AF: I think it’s useful to think about a Universal Basic Income (UBI) through this lens of optimizing redistribution and the social safety net — it could be like Welfare 2.0, designed with incentives for long-term economic growth and independence. Update: Read my notes on UBI here.
“There nonetheless remains a good case to be made for some degree of redistribution. For instance, a well-constructed welfare state can distribute education and nutrition more widely. The individuals supported by this state are not only better off, but they are more likely to be productive and pay taxes, and they are less likely to overturn public order.”
AF: The above calls to mind Andrew Yang’s point (and I’m paraphrasing from what I remember of his excellent interview with Joe Rogan) that a UBI would pay people to stay out of prison. And since our prison system is so costly, this approach would probably end up costing us less. Pretty wild way to think about it.

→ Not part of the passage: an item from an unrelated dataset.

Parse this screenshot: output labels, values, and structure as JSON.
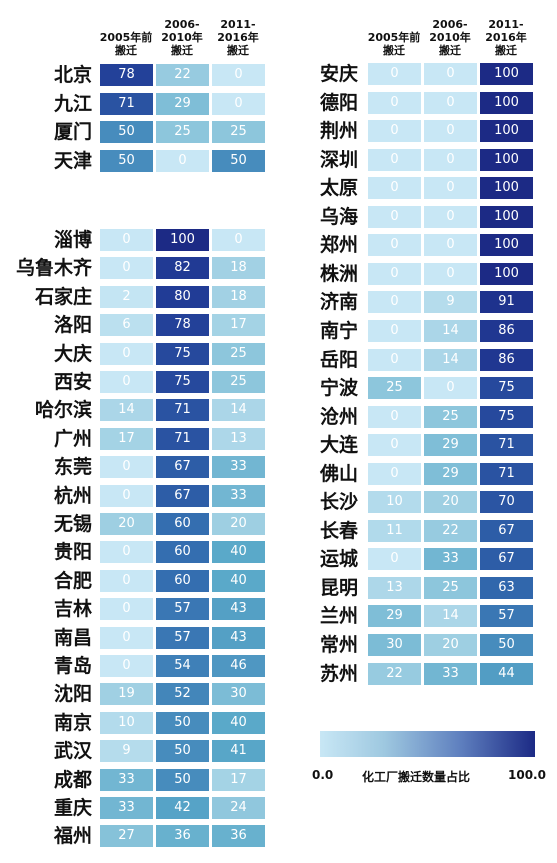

AF: The following assessment of the pacifying way we convince ourselves to just do you, is classic Tyler Cowen, and probably my favorite section in the book.
“I would therefore like to be more suspicious of our little voice in favor of supreme short-run pragmatism. I wish to suggest that it is a vice, the thinking man’s equivalent of the savage’s short-run gratification. It is our latest adaptive mechanism for feeling good about ourselves, at the expense of letting Rome burn. I suggest that we should instead turn our political energies to thinking about the long-run fortunes of our civilization. That means focusing on the future of freedom, wealth, science, and healthy, well-functioning institutions governed by rules and rights.”
Update: I felt I listed out too many excerpts in the original post here, so I cut out most of them and instead trimmed it down to a few key sections with my comments. I’ll plan on taking a more limited excerpt approach to future books posts, primarily out of respect to the authors and to encourage people to read the whole book itself.